Book 6: The Man and the Monster.

I am sure somewhere in my school career I was supposed to read Frankenstein by Mary Shelley. And I am about 100% positive that rather than reading about the monster I decided to go to sparknotes.com and just read the summary. In fact, I know that I didn’t read it in one of my college classes because I fell behind and luckily for me, it was one of those classes where you could choose your essays on the test and I simply picked the ones not about Frankenstein.

To be perfectly honest, I don’t know what I had against Frankenstein. Perhaps I thought the book had to do a lot with the monster and would leave me trembling in my bed at night. This explanation makes sense seeing as after I saw the movie Signs I slept with a glass of water by my bed for over two weeks to splash on the aliens. And that I almost cried in I am Legend and the new King Kong. Matt laughed at me both times while also cringing as he tried to dig my nails out of his arms.

I am hoping by this point that you understand one thing: I am a huge chicken when it comes to anything remotely scary. My junior year of high school I scheduled a counseling appointment to talk about colleges on the day I knew we would be watching Poltergeist in class because I was afraid I would start crying. So yes, I am a chicken and perhaps that is where my fear of reading Frankenstein stems from.

The truth is, the book is not really about the scary monster who is trying to eat people and do other monsterish type things (or at least I am not to the bonecrushing, screaming, murderous part just yet, if there even is one). Instead, it seems to be more about Victor Frankenstein, the creator of the creature and a man who is just as much a monster as his monster.

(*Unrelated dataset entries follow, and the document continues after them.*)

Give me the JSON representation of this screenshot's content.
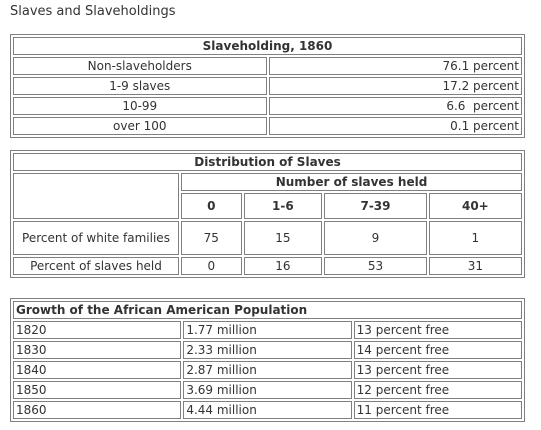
{
  "title": "Slaves and Slaveholdings",
  "table1": {
    "caption": "Slaveholding, 1860",
    "rows": [
      [
        "Non-slaveholders",
        "76.1 percent"
      ],
      [
        "1-9 slaves",
        "17.2 percent"
      ],
      [
        "10-99",
        "6.6  percent"
      ],
      [
        "over 100",
        "0.1 percent"
      ]
    ]
  },
  "table2": {
    "caption": "Distribution of Slaves",
    "group_header": "Number of slaves held",
    "columns": [
      "0",
      "1-6",
      "7-39",
      "40+"
    ],
    "rows": [
      {
        "label": "Percent of white families",
        "values": [
          "75",
          "15",
          "9",
          "1"
        ]
      },
      {
        "label": "Percent of slaves held",
        "values": [
          "0",
          "16",
          "53",
          "31"
        ]
      }
    ]
  },
  "table3": {
    "caption": "Growth of the African American Population",
    "rows": [
      [
        "1820",
        "1.77 million",
        "13 percent free"
      ],
      [
        "1830",
        "2.33 million",
        "14 percent free"
      ],
      [
        "1840",
        "2.87 million",
        "13 percent free"
      ],
      [
        "1850",
        "3.69 million",
        "12 percent free"
      ],
      [
        "1860",
        "4.44 million",
        "11 percent free"
      ]
    ]
  }
}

Victor creates his creature out of deep loneliness and a desire to show off his skill and intelligence. Throughout the long process of creation, he never once thinks of the destruction and havoc of what he is doing, or what others will think of his experiment. Instead, he is selfish and only cares about his work, which is proven when his family writes to him saying they have not heard from him for some time.

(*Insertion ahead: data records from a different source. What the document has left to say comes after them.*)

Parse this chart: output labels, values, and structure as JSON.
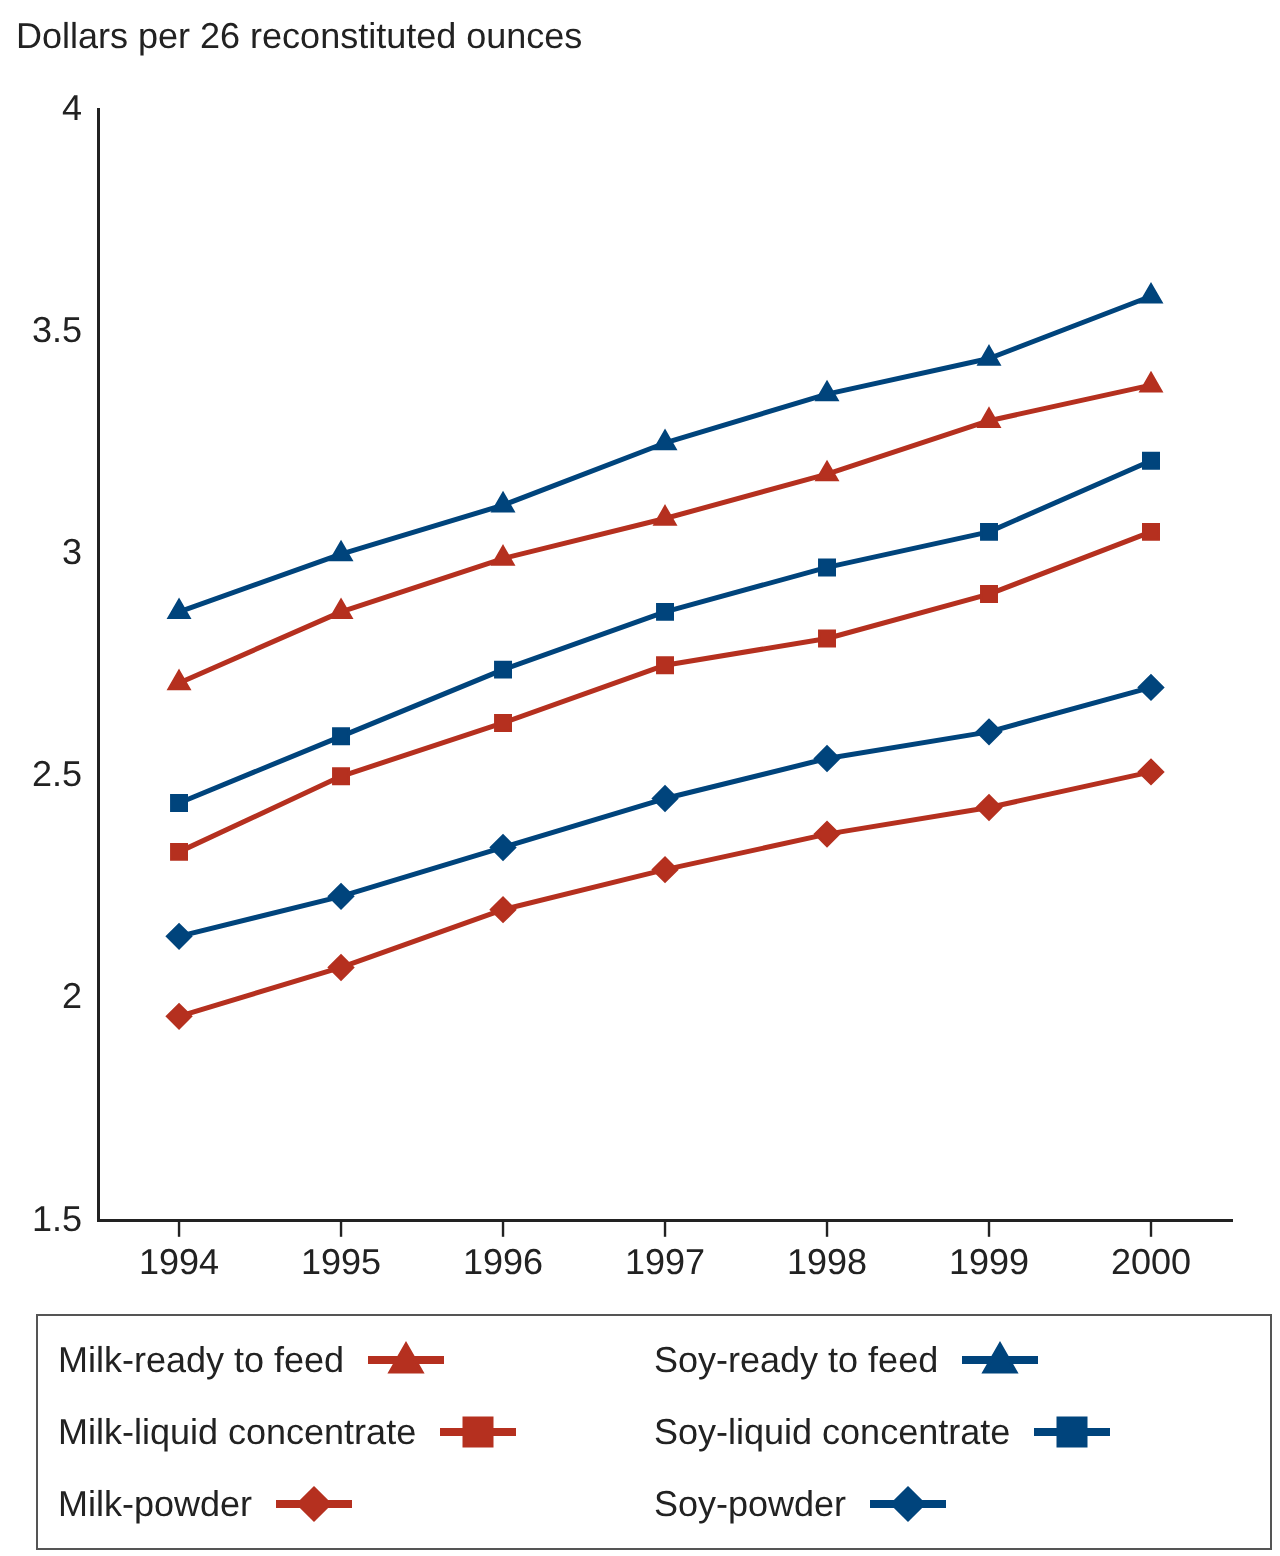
{
  "chart_data": {
    "type": "line",
    "ylabel": "Dollars per 26 reconstituted ounces",
    "categories": [
      "1994",
      "1995",
      "1996",
      "1997",
      "1998",
      "1999",
      "2000"
    ],
    "ylim": [
      1.5,
      4
    ],
    "yticks": [
      1.5,
      2,
      2.5,
      3,
      3.5,
      4
    ],
    "grid": false,
    "legend": "bottom",
    "line_style": "solid",
    "series": [
      {
        "name": "Milk-ready to feed",
        "color": "#b5301f",
        "marker": "triangle",
        "values": [
          2.71,
          2.87,
          2.99,
          3.08,
          3.18,
          3.3,
          3.38
        ]
      },
      {
        "name": "Milk-liquid concentrate",
        "color": "#b5301f",
        "marker": "square",
        "values": [
          2.33,
          2.5,
          2.62,
          2.75,
          2.81,
          2.91,
          3.05
        ]
      },
      {
        "name": "Milk-powder",
        "color": "#b5301f",
        "marker": "diamond",
        "values": [
          1.96,
          2.07,
          2.2,
          2.29,
          2.37,
          2.43,
          2.51
        ]
      },
      {
        "name": "Soy-ready to feed",
        "color": "#00447c",
        "marker": "triangle",
        "values": [
          2.87,
          3.0,
          3.11,
          3.25,
          3.36,
          3.44,
          3.58
        ]
      },
      {
        "name": "Soy-liquid concentrate",
        "color": "#00447c",
        "marker": "square",
        "values": [
          2.44,
          2.59,
          2.74,
          2.87,
          2.97,
          3.05,
          3.21
        ]
      },
      {
        "name": "Soy-powder",
        "color": "#00447c",
        "marker": "diamond",
        "values": [
          2.14,
          2.23,
          2.34,
          2.45,
          2.54,
          2.6,
          2.7
        ]
      }
    ]
  }
}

It’s not until the creature actually opens its eye and looks at him that Victor realizes the implications of what he has done. He has purposely created something stronger and taller than man that can walk and eventually talk. It is a creature created of sewn together body parts and Victor’s own designs. The creature is not human and never can be, but is a result of a human’s desire to create something larger than himself.

Early on in the novel when Victor first goes to college to study, he says this,

“In other studies you go as far as other have gone before you, and there is nothing more to know; but in a scientific pursuit there is continual food for discovery and wonder,” (49).

That may very well be true, but should the boundaries be pushed to the limit as Victor has done? If his eventual dismissal of the creature is any response, than the answer to that question is a resounding “no.”

So yes, Victor pushes the limits of science and what has been done before, then simply dismisses the creature and runs away (and hides like a little girl, distraught at what he has done). Who is really the monster? The creature who did not ask to be born (made) and who is defenseless in a world where his creator has abandoned him? Or the man who pushed science so far he took creation into his own hands and mind and created a being and then left it to its own when the sight of it disgusted him?

I am sure I am not the first person to read Frankenstein and make the connection that when you talk of the monster, you are not talking about the creature, but of Victor Frankenstein himself. And that the title, Frankenstein, does not allude to the creature, but to the man.

It makes all those Hollywood movies seem silly, with the monster shuffling along with outstretched arms moaning and attacking innocent villagers. The villagers should be rallying behind the monster and going after Victor with their pitchforks and torches.

Now, I could be saying this all prematurely, as I haven’t finished the book (but I am close to). The creature could decide to go all Hollywood on me and eat some people or terrorize some virgin maidens, but I still feel the real monster is Victor. Without him and his desire for greatness, there would be no monster wrecking chaos on the poor humans.

I feel a great deal of sympathy towards the creature, for being unable to control its lot in life and the reactions of people to its ugly exterior. I feel the same way towards many other lost things in this world, abandoned by people who are selfish and seeking greatness—the people they stepped on along the way.

I am hoping for a happy, Disney-like ending for the creature, even though I know he won’t get one. A girl can dream, right?